On one of their more recent morning catch-up chats, Diem asked Michael about his plans for the day. “I’ll start with a workout at the gym and then see how much energy I have left,” was the reply. She commented how he seemed devoted to his morning workouts, allocating at least two and often three mornings a week to them. “You must have a regular following there after all these years,” was her closing comment. Michael thought, “Perhaps so, except for the fact that there is a new group there almost each month.”
He had often remarked to himself that January and February were always so crowded at the gym. Every corner was full. In the pool, the swimmers were swimming. Upstairs, the classrooms were bursting with people yogaing, sculpting, balancing, and strengthening. In the equipment room people were pedaling and treadmilling, stair climbing and rope skipping, squatting and stretching. There was a steady parade of walkers, joggers, and runners on the track. Even along the sides of the courts, pickledballers were waiting their turn in the kitchen. This month, you can count the number of people in the entire building on 2 hands and a foot and have a few digits left over.
Every year is the same. The building is bursting at its seams in January. By February the classrooms are still full, but the waiting lists grow empty; by March there is room to put an empty bike between the pedalers and a stair stepper between the climbers. April sees the inside track near deserted and half of the courts given over to basketball teams, the pickle ballers shrunken to just two spaces. By summer the building will take on an almost peaceful atmosphere, the quiet broken occasionally by the clang of free weights being dropped to the floor.

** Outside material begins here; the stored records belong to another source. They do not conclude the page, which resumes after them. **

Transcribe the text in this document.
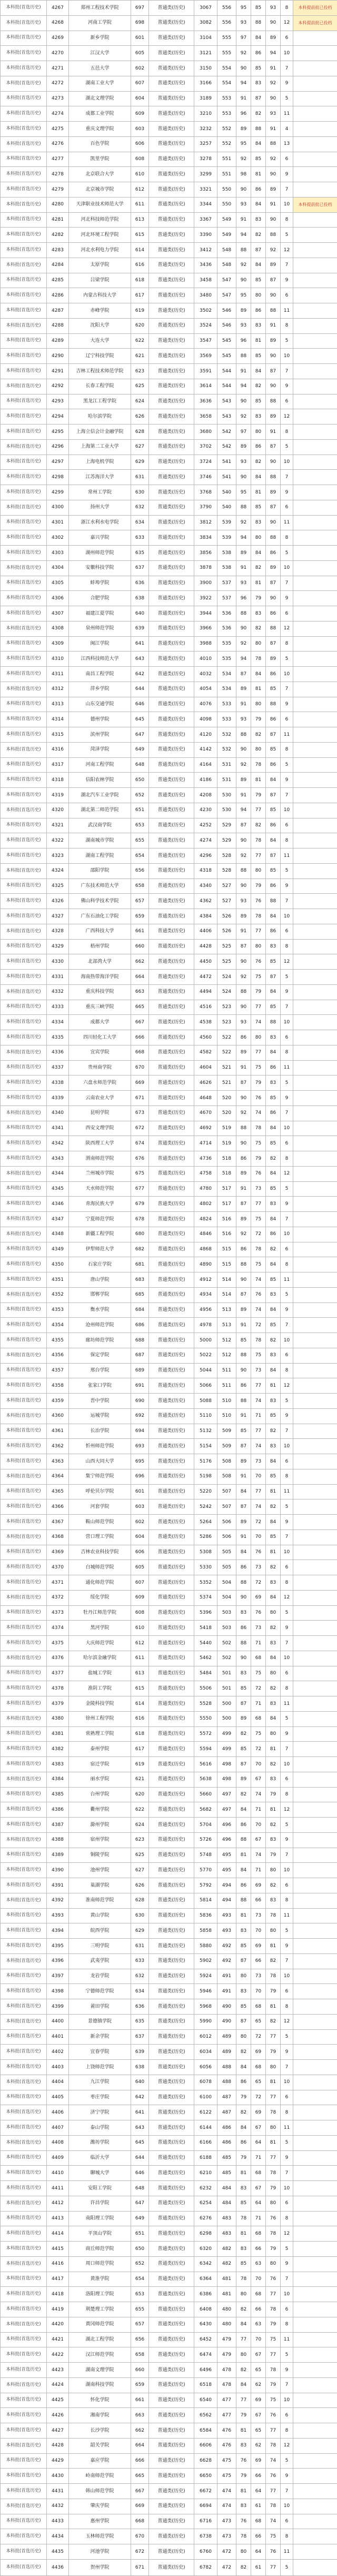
本科批(首选历史)	4267	郑州工程技术学院	697	普通类(历史)	3067	556	95	85	93	8	本科提前批已投档
本科批(首选历史)	4268	河南工学院	698	普通类(历史)	3082	556	93	88	90	12	本科提前批已投档
本科批(首选历史)	4269	新乡学院	601	普通类(历史)	3104	555	97	84	89	6	
本科批(首选历史)	4270	江汉大学	605	普通类(历史)	3121	555	92	86	94	10	
本科批(首选历史)	4271	五邑大学	602	普通类(历史)	3150	554	90	85	91	7	
本科批(首选历史)	4272	湖南工业大学	607	普通类(历史)	3166	554	94	83	92	9	
本科批(首选历史)	4273	湖北文理学院	604	普通类(历史)	3189	553	91	87	90	5	
本科批(首选历史)	4274	成都工业学院	609	普通类(历史)	3210	553	96	82	93	11	
本科批(首选历史)	4275	重庆文理学院	603	普通类(历史)	3232	552	89	88	91	4	
本科批(首选历史)	4276	百色学院	606	普通类(历史)	3257	552	95	84	88	13	
本科批(首选历史)	4277	凯里学院	608	普通类(历史)	3278	551	92	85	92	6	
本科批(首选历史)	4278	北京联合大学	610	普通类(历史)	3299	551	98	81	90	9	
本科批(首选历史)	4279	北京城市学院	612	普通类(历史)	3321	550	90	86	89	7	
本科批(首选历史)	4280	天津职业技术师范大学	611	普通类(历史)	3344	550	93	84	91	10	本科提前批已投档
本科批(首选历史)	4281	河北科技师范学院	613	普通类(历史)	3367	549	91	83	90	8	
本科批(首选历史)	4282	河北环境工程学院	615	普通类(历史)	3390	549	94	82	88	5	
本科批(首选历史)	4283	河北水利电力学院	614	普通类(历史)	3412	548	88	87	92	12	
本科批(首选历史)	4284	太原学院	616	普通类(历史)	3436	548	92	84	89	7	
本科批(首选历史)	4285	吕梁学院	618	普通类(历史)	3458	547	90	85	87	9	
本科批(首选历史)	4286	内蒙古科技大学	617	普通类(历史)	3480	547	95	80	90	6	
本科批(首选历史)	4287	赤峰学院	619	普通类(历史)	3502	546	89	86	88	11	
本科批(首选历史)	4288	沈阳大学	620	普通类(历史)	3524	546	93	83	91	8	
本科批(首选历史)	4289	大连大学	622	普通类(历史)	3547	545	96	81	89	5	
本科批(首选历史)	4290	辽宁科技学院	621	普通类(历史)	3569	545	88	85	90	10	
本科批(首选历史)	4291	吉林工程技术师范学院	623	普通类(历史)	3591	544	91	84	87	7	
本科批(首选历史)	4292	长春工程学院	625	普通类(历史)	3614	544	94	82	90	9	
本科批(首选历史)	4293	黑龙江工程学院	624	普通类(历史)	3636	543	90	85	88	6	
本科批(首选历史)	4294	哈尔滨学院	626	普通类(历史)	3658	543	92	83	89	12	
本科批(首选历史)	4295	上海立信会计金融学院	628	普通类(历史)	3680	542	97	80	91	8	
本科批(首选历史)	4296	上海第二工业大学	627	普通类(历史)	3702	542	89	86	87	5	
本科批(首选历史)	4297	上海电机学院	629	普通类(历史)	3724	541	93	82	90	10	
本科批(首选历史)	4298	江苏海洋大学	631	普通类(历史)	3746	541	90	84	88	7	
本科批(首选历史)	4299	常州工学院	630	普通类(历史)	3768	540	95	81	89	9	
本科批(首选历史)	4300	扬州大学	632	普通类(历史)	3790	540	88	85	87	6	
本科批(首选历史)	4301	浙江水利水电学院	634	普通类(历史)	3812	539	92	83	90	11	
本科批(首选历史)	4302	嘉兴学院	633	普通类(历史)	3834	539	94	80	88	8	
本科批(首选历史)	4303	湖州师范学院	635	普通类(历史)	3856	538	89	84	86	5	
本科批(首选历史)	4304	安徽科技学院	637	普通类(历史)	3878	538	91	82	89	10	
本科批(首选历史)	4305	蚌埠学院	636	普通类(历史)	3900	537	93	81	87	7	
本科批(首选历史)	4306	合肥学院	638	普通类(历史)	3922	537	96	79	90	9	
本科批(首选历史)	4307	福建江夏学院	640	普通类(历史)	3944	536	88	83	86	6	
本科批(首选历史)	4308	泉州师范学院	639	普通类(历史)	3966	536	90	82	88	12	
本科批(首选历史)	4309	闽江学院	641	普通类(历史)	3988	535	92	80	87	8	
本科批(首选历史)	4310	江西科技师范大学	643	普通类(历史)	4010	535	94	78	89	5	
本科批(首选历史)	4311	南昌工程学院	642	普通类(历史)	4032	534	87	84	86	10	
本科批(首选历史)	4312	萍乡学院	644	普通类(历史)	4054	534	89	81	85	7	
本科批(首选历史)	4313	山东交通学院	646	普通类(历史)	4076	533	91	80	88	9	
本科批(首选历史)	4314	德州学院	645	普通类(历史)	4098	533	93	79	86	6	
本科批(首选历史)	4315	滨州学院	647	普通类(历史)	4120	532	88	82	87	11	
本科批(首选历史)	4316	菏泽学院	649	普通类(历史)	4142	532	90	80	85	8	
本科批(首选历史)	4317	河南工程学院	648	普通类(历史)	4164	531	92	78	86	5	
本科批(首选历史)	4318	信阳农林学院	650	普通类(历史)	4186	531	89	81	84	9	
本科批(首选历史)	4319	湖北汽车工业学院	652	普通类(历史)	4208	530	91	79	87	7	
本科批(首选历史)	4320	湖北第二师范学院	651	普通类(历史)	4230	530	94	77	85	10	
本科批(首选历史)	4321	武汉商学院	653	普通类(历史)	4252	529	87	82	86	6	
本科批(首选历史)	4322	湖南城市学院	655	普通类(历史)	4274	529	90	78	84	8	
本科批(首选历史)	4323	湖南工程学院	654	普通类(历史)	4296	528	92	77	87	11	
本科批(首选历史)	4324	邵阳学院	656	普通类(历史)	4318	528	88	80	85	5	
本科批(首选历史)	4325	广东技术师范大学	658	普通类(历史)	4340	527	90	79	86	9	
本科批(首选历史)	4326	佛山科学技术学院	657	普通类(历史)	4362	527	93	76	88	7	
本科批(首选历史)	4327	广东石油化工学院	659	普通类(历史)	4384	526	89	78	84	10	
本科批(首选历史)	4328	广西科技大学	661	普通类(历史)	4406	526	91	77	86	6	
本科批(首选历史)	4329	梧州学院	660	普通类(历史)	4428	525	87	80	83	8	
本科批(首选历史)	4330	北部湾大学	662	普通类(历史)	4450	525	90	76	85	12	
本科批(首选历史)	4331	海南热带海洋学院	664	普通类(历史)	4472	524	92	75	87	5	
本科批(首选历史)	4332	重庆科技学院	663	普通类(历史)	4494	524	88	79	84	9	
本科批(首选历史)	4333	重庆三峡学院	665	普通类(历史)	4516	523	90	77	85	7	
本科批(首选历史)	4334	成都大学	667	普通类(历史)	4538	523	93	74	88	10	
本科批(首选历史)	4335	四川轻化工大学	666	普通类(历史)	4560	522	86	80	83	6	
本科批(首选历史)	4336	宜宾学院	668	普通类(历史)	4582	522	89	77	84	8	
本科批(首选历史)	4337	贵州商学院	670	普通类(历史)	4604	521	91	75	86	11	
本科批(首选历史)	4338	六盘水师范学院	669	普通类(历史)	4626	521	87	79	83	5	
本科批(首选历史)	4339	云南农业大学	671	普通类(历史)	4648	520	90	76	85	9	
本科批(首选历史)	4340	昆明学院	673	普通类(历史)	4670	520	92	74	86	7	
本科批(首选历史)	4341	西安文理学院	672	普通类(历史)	4692	519	88	78	84	10	
本科批(首选历史)	4342	陕西理工大学	674	普通类(历史)	4714	519	90	75	85	6	
本科批(首选历史)	4343	渭南师范学院	676	普通类(历史)	4736	518	86	79	82	8	
本科批(首选历史)	4344	兰州城市学院	675	普通类(历史)	4758	518	89	76	84	12	
本科批(首选历史)	4345	天水师范学院	677	普通类(历史)	4780	517	91	73	85	5	
本科批(首选历史)	4346	青海民族大学	679	普通类(历史)	4802	517	87	77	83	9	
本科批(首选历史)	4347	宁夏师范学院	678	普通类(历史)	4824	516	89	75	84	7	
本科批(首选历史)	4348	新疆工程学院	680	普通类(历史)	4846	516	92	72	86	10	
本科批(首选历史)	4349	伊犁师范大学	682	普通类(历史)	4868	515	86	78	82	6	
本科批(首选历史)	4350	石家庄学院	681	普通类(历史)	4890	515	88	75	84	8	
本科批(首选历史)	4351	唐山学院	683	普通类(历史)	4912	514	90	74	85	11	
本科批(首选历史)	4352	邯郸学院	685	普通类(历史)	4934	514	87	76	83	5	
本科批(首选历史)	4353	衡水学院	684	普通类(历史)	4956	513	89	74	84	9	
本科批(首选历史)	4354	沧州师范学院	686	普通类(历史)	4978	513	91	72	85	7	
本科批(首选历史)	4355	廊坊师范学院	688	普通类(历史)	5000	512	85	78	82	10	
本科批(首选历史)	4356	保定学院	687	普通类(历史)	5022	512	88	75	83	6	
本科批(首选历史)	4357	邢台学院	689	普通类(历史)	5044	511	90	73	84	8	
本科批(首选历史)	4358	张家口学院	691	普通类(历史)	5066	511	86	77	81	12	
本科批(首选历史)	4359	晋中学院	690	普通类(历史)	5088	510	88	74	83	5	
本科批(首选历史)	4360	运城学院	692	普通类(历史)	5110	510	91	71	85	9	
本科批(首选历史)	4361	长治学院	694	普通类(历史)	5132	509	85	77	82	7	
本科批(首选历史)	4362	忻州师范学院	693	普通类(历史)	5154	509	87	74	83	10	
本科批(首选历史)	4363	山西大同大学	695	普通类(历史)	5176	508	89	73	84	6	
本科批(首选历史)	4364	集宁师范学院	696	普通类(历史)	5198	508	91	70	85	8	
本科批(首选历史)	4365	呼伦贝尔学院	601	普通类(历史)	5220	507	84	77	81	11	
本科批(首选历史)	4366	河套学院	603	普通类(历史)	5242	507	87	74	82	5	
本科批(首选历史)	4367	鞍山师范学院	602	普通类(历史)	5264	506	89	72	84	9	
本科批(首选历史)	4368	营口理工学院	604	普通类(历史)	5286	506	91	70	85	7	
本科批(首选历史)	4369	吉林农业科技学院	606	普通类(历史)	5308	505	84	76	81	10	
本科批(首选历史)	4370	白城师范学院	605	普通类(历史)	5330	505	86	73	82	6	
本科批(首选历史)	4371	通化师范学院	607	普通类(历史)	5352	504	88	72	83	8	
本科批(首选历史)	4372	绥化学院	609	普通类(历史)	5374	504	90	69	84	12	
本科批(首选历史)	4373	牡丹江师范学院	608	普通类(历史)	5396	503	83	76	80	5	
本科批(首选历史)	4374	黑河学院	610	普通类(历史)	5418	503	86	73	82	9	
本科批(首选历史)	4375	大庆师范学院	612	普通类(历史)	5440	502	88	71	83	7	
本科批(首选历史)	4376	哈尔滨金融学院	611	普通类(历史)	5462	502	90	68	84	10	
本科批(首选历史)	4377	盐城工学院	613	普通类(历史)	5484	501	83	75	80	6	
本科批(首选历史)	4378	淮阴工学院	615	普通类(历史)	5506	501	85	72	82	8	
本科批(首选历史)	4379	金陵科技学院	614	普通类(历史)	5528	500	87	71	83	11	
本科批(首选历史)	4380	徐州工程学院	616	普通类(历史)	5550	500	89	68	84	5	
本科批(首选历史)	4381	常熟理工学院	618	普通类(历史)	5572	499	82	75	80	9	
本科批(首选历史)	4382	泰州学院	617	普通类(历史)	5594	499	85	72	81	7	
本科批(首选历史)	4383	宿迁学院	619	普通类(历史)	5616	498	87	70	82	10	
本科批(首选历史)	4384	丽水学院	621	普通类(历史)	5638	498	89	67	83	6	
本科批(首选历史)	4385	台州学院	620	普通类(历史)	5660	497	82	74	79	8	
本科批(首选历史)	4386	衢州学院	622	普通类(历史)	5682	497	84	71	81	12	
本科批(首选历史)	4387	滁州学院	624	普通类(历史)	5704	496	86	70	82	5	
本科批(首选历史)	4388	宿州学院	623	普通类(历史)	5726	496	88	67	83	9	
本科批(首选历史)	4389	铜陵学院	625	普通类(历史)	5748	495	81	74	79	7	
本科批(首选历史)	4390	池州学院	627	普通类(历史)	5770	495	84	71	80	10	
本科批(首选历史)	4391	巢湖学院	626	普通类(历史)	5792	494	86	69	82	6	
本科批(首选历史)	4392	淮南师范学院	628	普通类(历史)	5814	494	88	66	83	8	
本科批(首选历史)	4393	黄山学院	630	普通类(历史)	5836	493	81	73	78	11	
本科批(首选历史)	4394	皖西学院	629	普通类(历史)	5858	493	83	70	80	5	
本科批(首选历史)	4395	三明学院	631	普通类(历史)	5880	492	85	69	81	9	
本科批(首选历史)	4396	武夷学院	633	普通类(历史)	5902	492	87	66	82	7	
本科批(首选历史)	4397	龙岩学院	632	普通类(历史)	5924	491	80	73	78	10	
本科批(首选历史)	4398	宁德师范学院	634	普通类(历史)	5946	491	83	70	79	6	
本科批(首选历史)	4399	莆田学院	636	普通类(历史)	5968	490	85	68	81	8	
本科批(首选历史)	4400	景德镇学院	635	普通类(历史)	5990	490	87	65	82	12	
本科批(首选历史)	4401	新余学院	637	普通类(历史)	6012	489	80	72	77	5	
本科批(首选历史)	4402	宜春学院	639	普通类(历史)	6034	489	82	69	79	9	
本科批(首选历史)	4403	上饶师范学院	638	普通类(历史)	6056	488	84	68	80	7	
本科批(首选历史)	4404	九江学院	640	普通类(历史)	6078	488	86	65	81	10	
本科批(首选历史)	4405	枣庄学院	642	普通类(历史)	6100	487	79	72	77	6	
本科批(首选历史)	4406	济宁学院	641	普通类(历史)	6122	487	82	69	78	8	
本科批(首选历史)	4407	泰山学院	643	普通类(历史)	6144	486	84	67	80	11	
本科批(首选历史)	4408	潍坊学院	645	普通类(历史)	6166	486	86	64	81	5	
本科批(首选历史)	4409	临沂大学	644	普通类(历史)	6188	485	79	71	77	9	
本科批(首选历史)	4410	聊城大学	646	普通类(历史)	6210	485	81	68	78	7	
本科批(首选历史)	4411	安阳工学院	648	普通类(历史)	6232	484	83	67	79	10	
本科批(首选历史)	4412	许昌学院	647	普通类(历史)	6254	484	85	64	80	6	
本科批(首选历史)	4413	南阳理工学院	649	普通类(历史)	6276	483	78	71	76	8	
本科批(首选历史)	4414	平顶山学院	651	普通类(历史)	6298	483	81	68	78	12	
本科批(首选历史)	4415	商丘师范学院	650	普通类(历史)	6320	482	83	66	79	5	
本科批(首选历史)	4416	周口师范学院	652	普通类(历史)	6342	482	85	63	80	9	
本科批(首选历史)	4417	黄淮学院	654	普通类(历史)	6364	481	78	70	76	7	
本科批(首选历史)	4418	洛阳理工学院	653	普通类(历史)	6386	481	80	68	77	10	
本科批(首选历史)	4419	荆楚理工学院	655	普通类(历史)	6408	480	82	66	78	6	
本科批(首选历史)	4420	黄冈师范学院	657	普通类(历史)	6430	480	84	63	79	8	
本科批(首选历史)	4421	湖北工程学院	656	普通类(历史)	6452	479	77	70	75	11	
本科批(首选历史)	4422	汉江师范学院	658	普通类(历史)	6474	479	80	67	77	5	
本科批(首选历史)	4423	湖南文理学院	660	普通类(历史)	6496	478	82	65	78	9	
本科批(首选历史)	4424	湖南科技学院	659	普通类(历史)	6518	478	84	62	79	7	
本科批(首选历史)	4425	怀化学院	661	普通类(历史)	6540	477	77	69	75	10	
本科批(首选历史)	4426	湘南学院	663	普通类(历史)	6562	477	79	67	76	6	
本科批(首选历史)	4427	长沙学院	662	普通类(历史)	6584	476	81	65	77	8	
本科批(首选历史)	4428	韶关学院	664	普通类(历史)	6606	476	83	62	78	12	
本科批(首选历史)	4429	嘉应学院	666	普通类(历史)	6628	475	76	69	74	5	
本科批(首选历史)	4430	岭南师范学院	665	普通类(历史)	6650	475	79	66	76	9	
本科批(首选历史)	4431	韩山师范学院	667	普通类(历史)	6672	474	81	64	77	7	
本科批(首选历史)	4432	肇庆学院	669	普通类(历史)	6694	474	83	61	78	10	
本科批(首选历史)	4433	惠州学院	668	普通类(历史)	6716	473	76	68	74	6	
本科批(首选历史)	4434	玉林师范学院	670	普通类(历史)	6738	473	78	66	75	8	
本科批(首选历史)	4435	河池学院	672	普通类(历史)	6760	472	80	64	76	11	
本科批(首选历史)	4436	贺州学院	671	普通类(历史)	6782	472	82	61	77	5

Michael is never sure what to make of that. The huge January influx clearly the result of the resolution makers and the rosters benefactors of well-intentioned gift memberships. That people lose interest after the first 30 or 60 days is pretty predictable. That a big drop in attendance coincides with March’s more temperate weather patterns certainly is no surprise. There was a time we would have “poo-poo’d” those not tough enough or with the discipline needed to stick with a year-round commitment to exercise and good health. But then Michael remembers his presence waxes and wanes with the seasons. He supposes after all the years, he’s earned the right to join the “do as much as you think you can, and you too will reap at least some benefits” phase of exercise life.
We wonder if life follows that same pattern. In our young adulthoods, our childhoods in our careers, we went all out, volunteered for special programs or committees, brought new ideas to the bosses. After a couple years, we were still very much engaged at work but started wondering if we were leaving home too early in the morning and work too late in the evening and might be sabotaging our home lives. More years go by and the only extra duty we look forward to is training new staff members, knowing there is an ever-present supply of eager new employees ready to step in when the day comes when we can begin to collect our retirement benefits, the last close of the desk drawer clanging as loud as the fallen free weights in a gym in July.
Even for as predictable as it may be, it is not that people are inherently lazy or not dedicated enough to their own well-being or to their professional lives. It is that as one interest rises, another must wane to keep the mind and body moving at the same energy level. We just don’t see that in everybody.
The person who visits the gym fewer times and participates less in group exercise classes probably is increasing their activity at home with lawn and garden work. The older worker is not tired of his or her job but is concentrating on family life and addressing changes at home is vastly more important than striving for stability at work.
When looked at through the eyes of society and how each person in a society has a specific role, the fluctuations in gym attendance or in work vitality is easily understood because the unseen increases in home and family activity makeup for the losses we do see.
Just as we don’t want someone to critique our work or our choices without knowing the full extent of our family responsibilities, neither should we try to make out why others’ energy fluctuate. Just know that somewhere, someone is reaping the benefit of the strength and desire you are not seeing. Somehow, it all works out.
There's something powerful about understanding the entire story. What you all put forward--the change in energy and engagement--is usually accompanied by a significant reason. How often do we stop to ask the right questions? Our tendency to judge others when we assume what we see is all that's happening is such a heaviness we place on others. I love how you two are so upbeat and positive about intentions of others. If we were all more about believing the best in others rather than critiquing what we think is happening, we'd all get along a lot better. I will opt for this point of you any time. Thanks for bringing this point into the light--it does work.